For a long time “indie” games were pretty much advancements of the SNES pixel-art era of visuals. Those still reign within the space—just look at Animal Well and UFO 50 from this year—but the introduction of success with very low detail 3D models opens up the viability of much more exciting works.
It is difficult to define exactly what a PSOne indie game looks like. Castlevania: Symphony of the Night is a PSOne game but that is not what we would reference when talking about games such as Crow Country, Mouthwashing, Iron Lung, Paratopic, Lunacid, Threshold, or Nightmare Kart. Blood and Bacon from 2016 is one of the earliest examples I could find: low poly 3D models, low detail textures adorning the environment, an obvious conceit that the game is capable of doing so much more than that original console would allow but still retains the spirit. Rental fits in terms of its look, though is more demo in terms of substance.

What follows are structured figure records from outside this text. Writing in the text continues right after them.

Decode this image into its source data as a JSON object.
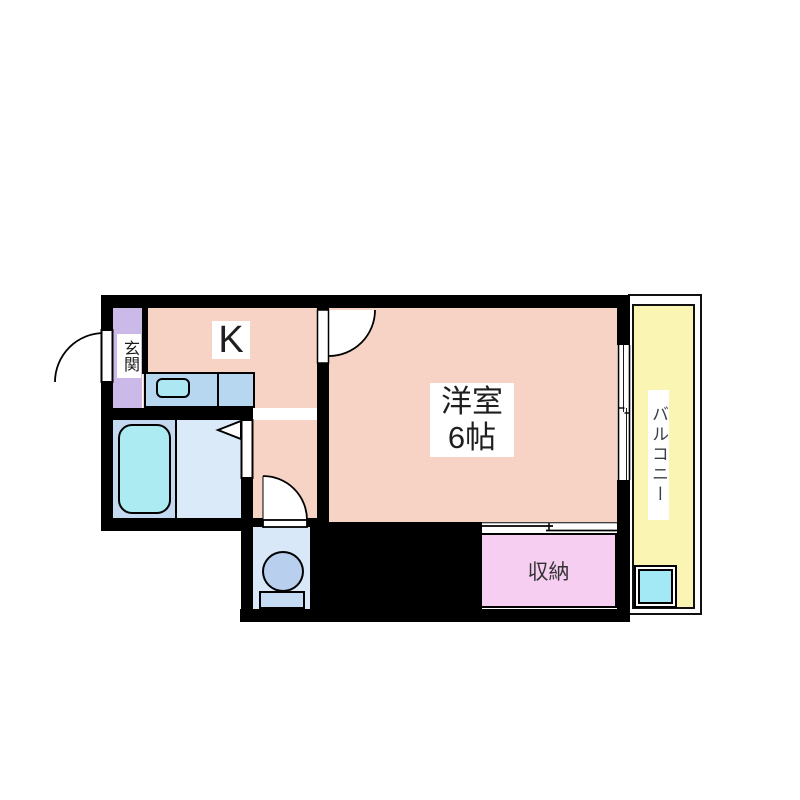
{
  "title": "apartment floor plan",
  "rooms": {
    "kitchen": {
      "label": "K"
    },
    "entrance": {
      "label": "玄関"
    },
    "western_room": {
      "name": "洋室",
      "size": "6帖"
    },
    "storage": {
      "label": "収納"
    },
    "balcony": {
      "label": "バルコニー"
    }
  },
  "fixtures": {
    "bathtub": "bathtub",
    "kitchen_sink": "kitchen sink counter",
    "toilet": "toilet",
    "washer_pan": "washing machine pan",
    "entrance_door": "hinged entrance door",
    "interior_door": "hinged room door",
    "folding_door": "bathroom folding door",
    "toilet_door": "hinged toilet door",
    "closet_sliding_door": "sliding closet door",
    "balcony_window": "sliding window"
  },
  "colors": {
    "wall": "#000000",
    "room_floor": "#F7D3C5",
    "entrance_floor": "#CBBAE8",
    "counter": "#B7D6F0",
    "sink": "#ADE8F2",
    "bath_area": "#C4D8F0",
    "washroom": "#DBEAF8",
    "bathtub": "#ACEBF2",
    "toilet_room": "#D8E8F8",
    "toilet": "#B8D0EE",
    "storage": "#F6CEF2",
    "balcony": "#FAF5B2",
    "washer_pan": "#A3E8F5"
  }
}
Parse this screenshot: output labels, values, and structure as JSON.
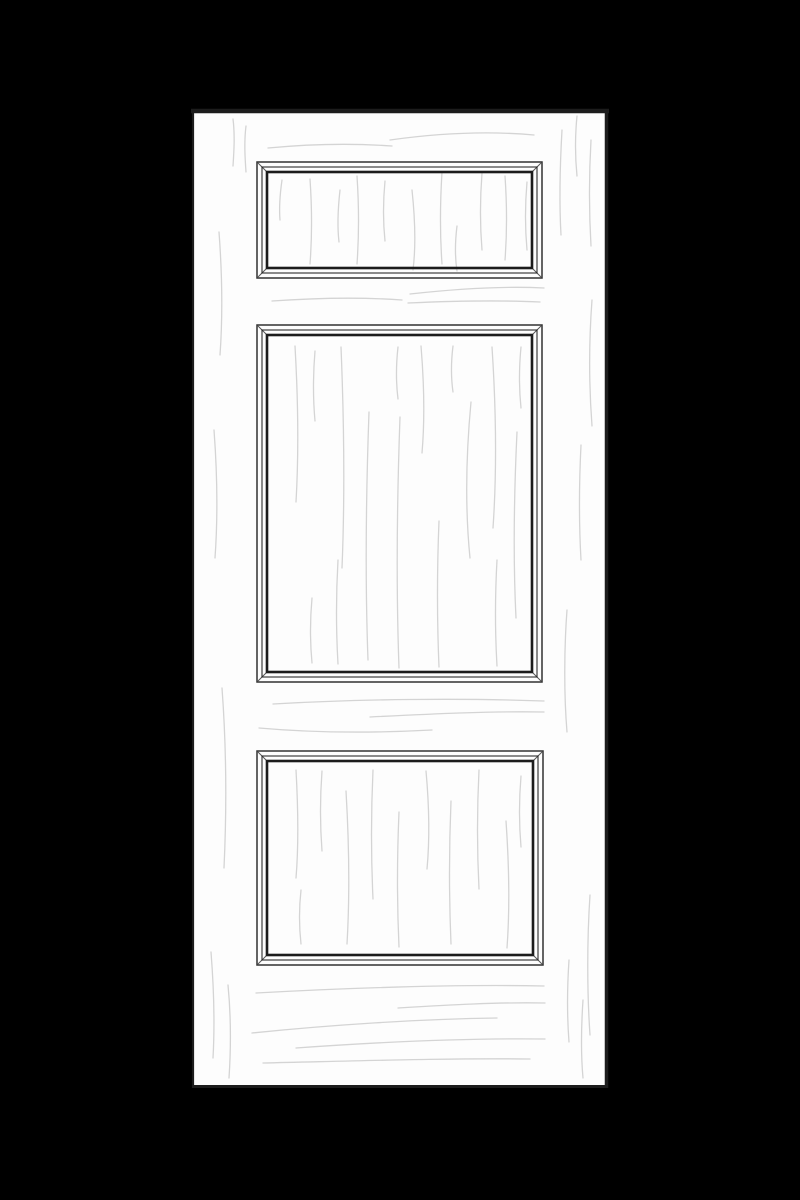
{
  "scene": {
    "description": "Black-and-white line illustration of a three-panel interior door with faint wood grain strokes, centered on a solid black background",
    "background_color": "#000000",
    "door": {
      "fill_color": "#fdfdfd",
      "outline_color": "#1c1c1c",
      "grain_color": "#d4d4d4",
      "panel_count": 3,
      "panels": [
        {
          "id": "top-panel",
          "shape": "rectangle",
          "aspect": "landscape"
        },
        {
          "id": "middle-panel",
          "shape": "rectangle",
          "aspect": "portrait"
        },
        {
          "id": "bottom-panel",
          "shape": "rectangle",
          "aspect": "landscape"
        }
      ]
    }
  }
}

I love this aesthetic. I have a fondness for the graphical style and detail of the early 2000’s. Games such as The Elder Scrolls III: Morrowind, Max Payne, and Deus Ex could have been the end point of what was possible and I would be happy. This acceptation of low detail due to nostalgia means smaller teams can more easily create games in a 3D space that doesn’t chase realism and frees time that would have been spent on fidelity on other aspects. It is simply an aesthetic decision and has introduced a new choice to the indie space separate from the pixel arts, sidescrollers with an attention grabbing style, and games that can afford to chase the AAA level of detail in smaller scopes for shorter games. Low detailed 3D graphical indie games exist, but the intentional lack of detail is what separates these games from the likes of something like Tactical Breach Wizards or Little Kitty Big City. Those contain 3D graphics stylized in such a way that does not require much detail but do not at all resemble what you would find on the original PlayStation.
Rental itself is a rudimentary seek and find, click and describe game. Walk about environments as young bunny rabbit Umi in a creepy situation and receive text boxes. Your family is on vacation renting a house out in the woods, but the door to the house locks behind you. Occasionally the game will freeze and show a shadowy, Slenderman-proportioned rabbit lumbering over you. One portion has you navigating a maze’s impossible physical space possible only within video games thanks to its combination of artificiality and inhabiting a controllable point of view. You collect items and eventually enact a ritual that summons a large entity before the game ends and reveals itself as a loop.
Loops have been on my mind lately thanks to a game club focused on Pathologic 2, which goes out of its way to make it plain that the events of the game have happened and is happening again currently. What is it about works of fiction that we constantly resort to portraying loops? Is it that our life is on loop, repeating the same cyclical acts daily, weekly, monthly, annually? This repetition of action is reflected in things such as the Evangelion Rebuilds, Deathloop, Alan Wake, Outer Wilds, 12 Minutes, and so on. For videogames it also provides an easy way to justify the repetition of gameplay within the fiction, and sometimes annoyingly becomes a meta-commentary of self-aware winking. Rental’s looping could be a purgatory or hell for Umi (maybe if she was nicer to her younger brother she’d escape) or maybe it was just a nightmare while drifting to sleep on the car ride over.
The simplicity is what makes it so difficult to talk about, as there is not much to it in terms of gameplay and writing. Three playthroughs took 34 minutes so it seemingly exists more as a proof of concept than anything else. Rewatching the credits they note that the game was originally created as part of a game jam which further adds to its existence more as a concept than something substantial. The playfulness of its text in both dialogue and action—when considering the armchair our bunny girl details, “Ugh this texture looks so meaty,” and the rental man who gives you your objective pops out of existence only to pop back in to offer a last piece of advice before once again exiting—does entice one to click on every interactable object simply to see what text will appear in response. A pleasing if brief experience indicative of the continuing appeal of certain trends within the industry on both the smallest and largest ends of development.